Main Challenge: Varieties of Devices
The fives V’s which are Volume, Velocity, Variety, Veracity, and Value represent challenges of dealing with big data. According to Bodkin, of the five V’s, the most important one to consider when dealing with the Internet of Things is variety.
The very nature of the Internet of Things is the combination of a range of devices producing and sharing various types of data. When considering such a range of devices a fixed schema cannot be assumed. Even between two devices within the same manufacturer, the same format and the same data types can not be assumed. Furthermore, the growing nature of the Internet of Things means that even the most extensive fixed schema could be rendered obsolete by the addition of another device.

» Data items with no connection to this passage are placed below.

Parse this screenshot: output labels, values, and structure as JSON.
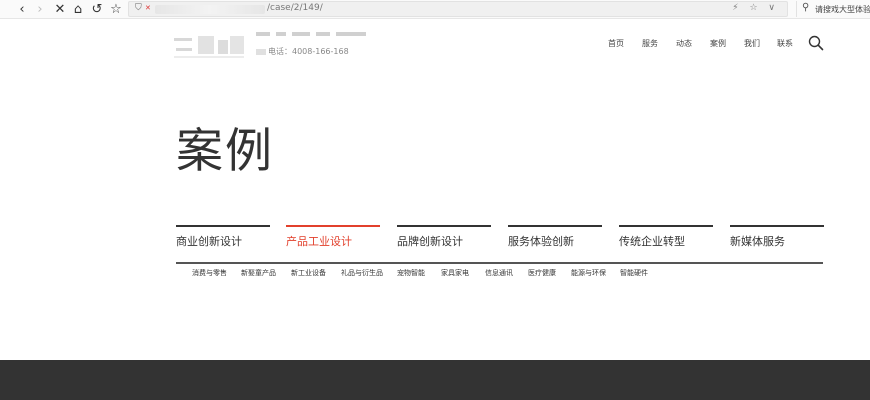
{
  "browser": {
    "url_scheme": "http://www.",
    "url_path": "/case/2/149/",
    "search_placeholder": "请搜戏大型体验馆",
    "back_icon": "‹",
    "forward_icon": "›",
    "stop_icon": "✕",
    "home_icon": "⌂",
    "reload_icon": "↺",
    "star_icon": "☆",
    "url_tools": "⚡ ☆ ∨"
  },
  "header": {
    "phone_label": "电话：",
    "phone_number": "4008-166-168",
    "nav": [
      "首页",
      "服务",
      "动态",
      "案例",
      "我们",
      "联系"
    ]
  },
  "page": {
    "title": "案例"
  },
  "tabs": [
    {
      "label": "商业创新设计",
      "active": false
    },
    {
      "label": "产品工业设计",
      "active": true
    },
    {
      "label": "品牌创新设计",
      "active": false
    },
    {
      "label": "服务体验创新",
      "active": false
    },
    {
      "label": "传统企业转型",
      "active": false
    },
    {
      "label": "新媒体服务",
      "active": false
    }
  ],
  "subcategories": [
    "消费与零售",
    "新娶童产品",
    "新工业设备",
    "礼品与衍生品",
    "宠物智能",
    "家具家电",
    "信息通讯",
    "医疗健康",
    "能源与环保",
    "智能硬件"
  ],
  "colors": {
    "accent": "#e2402c",
    "footer": "#333333"
  }
}
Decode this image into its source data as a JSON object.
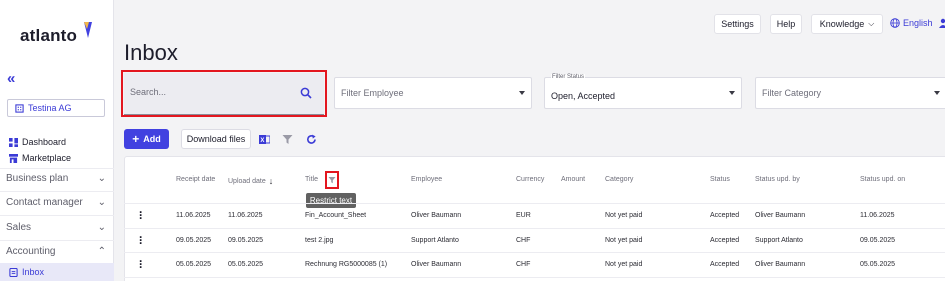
{
  "app": {
    "logo_text": "atlanto",
    "brand_color": "#4141e0"
  },
  "sidebar": {
    "collapse_icon": "double-chevron-left-icon",
    "company": "Testina AG",
    "items": [
      {
        "label": "Dashboard",
        "icon": "grid-icon"
      },
      {
        "label": "Marketplace",
        "icon": "store-icon"
      }
    ],
    "sections": [
      {
        "label": "Business plan",
        "expanded": false
      },
      {
        "label": "Contact manager",
        "expanded": false
      },
      {
        "label": "Sales",
        "expanded": false
      },
      {
        "label": "Accounting",
        "expanded": true
      }
    ],
    "active_item": {
      "label": "Inbox",
      "icon": "inbox-doc-icon"
    }
  },
  "topbar": {
    "settings": "Settings",
    "help": "Help",
    "knowledge": "Knowledge",
    "language": "English"
  },
  "page": {
    "title": "Inbox"
  },
  "filters": {
    "search_placeholder": "Search...",
    "employee_placeholder": "Filter Employee",
    "status_label": "Filter Status",
    "status_value": "Open, Accepted",
    "category_placeholder": "Filter Category"
  },
  "actions": {
    "add": "Add",
    "download": "Download files"
  },
  "table": {
    "headers": [
      "Receipt date",
      "Upload date",
      "Title",
      "Employee",
      "Currency",
      "Amount",
      "Category",
      "Status",
      "Status upd. by",
      "Status upd. on"
    ],
    "tooltip": "Restrict text",
    "rows": [
      [
        "11.06.2025",
        "11.06.2025",
        "Fin_Account_Sheet",
        "Oliver Baumann",
        "EUR",
        "",
        "Not yet paid",
        "Accepted",
        "Oliver Baumann",
        "11.06.2025"
      ],
      [
        "09.05.2025",
        "09.05.2025",
        "test 2.jpg",
        "Support Atlanto",
        "CHF",
        "",
        "Not yet paid",
        "Accepted",
        "Support Atlanto",
        "09.05.2025"
      ],
      [
        "05.05.2025",
        "05.05.2025",
        "Rechnung RG5000085 (1)",
        "Oliver Baumann",
        "CHF",
        "",
        "Not yet paid",
        "Accepted",
        "Oliver Baumann",
        "05.05.2025"
      ]
    ]
  }
}
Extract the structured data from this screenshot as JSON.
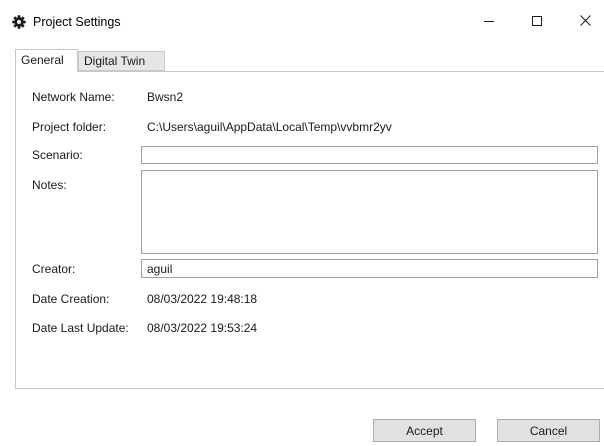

This is the classic use case that NoSQL databases seek to solve. NoSQL databases provide a schema-less container to allow the storage of data regardless of structure or type. In order to provide analytics of any sort, data will eventually need some sort of structure. NoSQL provides the concept of “schema on read,” which delays the application of schema until data is being used by an application.
This lazy schema has huge implications on both application design and database design. Applications can all share a common “data pool” or “data lake,” and are able to apply their own schema to data, independent of the requirements of other applications. Perhaps even more importantly, it allows for an evolutionary schema to change with the data without having to remodel.
Logical and Physical Changes on Modeling
Logical modeling no longer happens only in the database, but often at the application level. While NoSQL is capable of storing basic data types such as strings and numbers, it really starts to shine when storing highly specialized data such as graph data, location data and complex objects. There are hybrid models where NoSQL databases allow for up-front schema definition (schema on write), while also supporting schema on read.
Modeling in the physical layer has also changed. The database layer is no longer powered by expensive, gargantuan, high-performance servers. With most NoSQL implementations opting for scalable clusters of commodity machines, storage is rather cheap. However, these benefits come at the cost of expensive index lookups, eventual consistency, and reconciliation demands, all of which must be considered when modeling for the Internet of Things.
Solid Foundation of Data Management Practice Needed
The Internet of Things is all about blending different types of data from different places. While the tools surrounding IoT have evolved to become increasingly flexible and adaptable, data modeling is still important. The ability to perform effective analytics stems from a solid foundation of data management practices.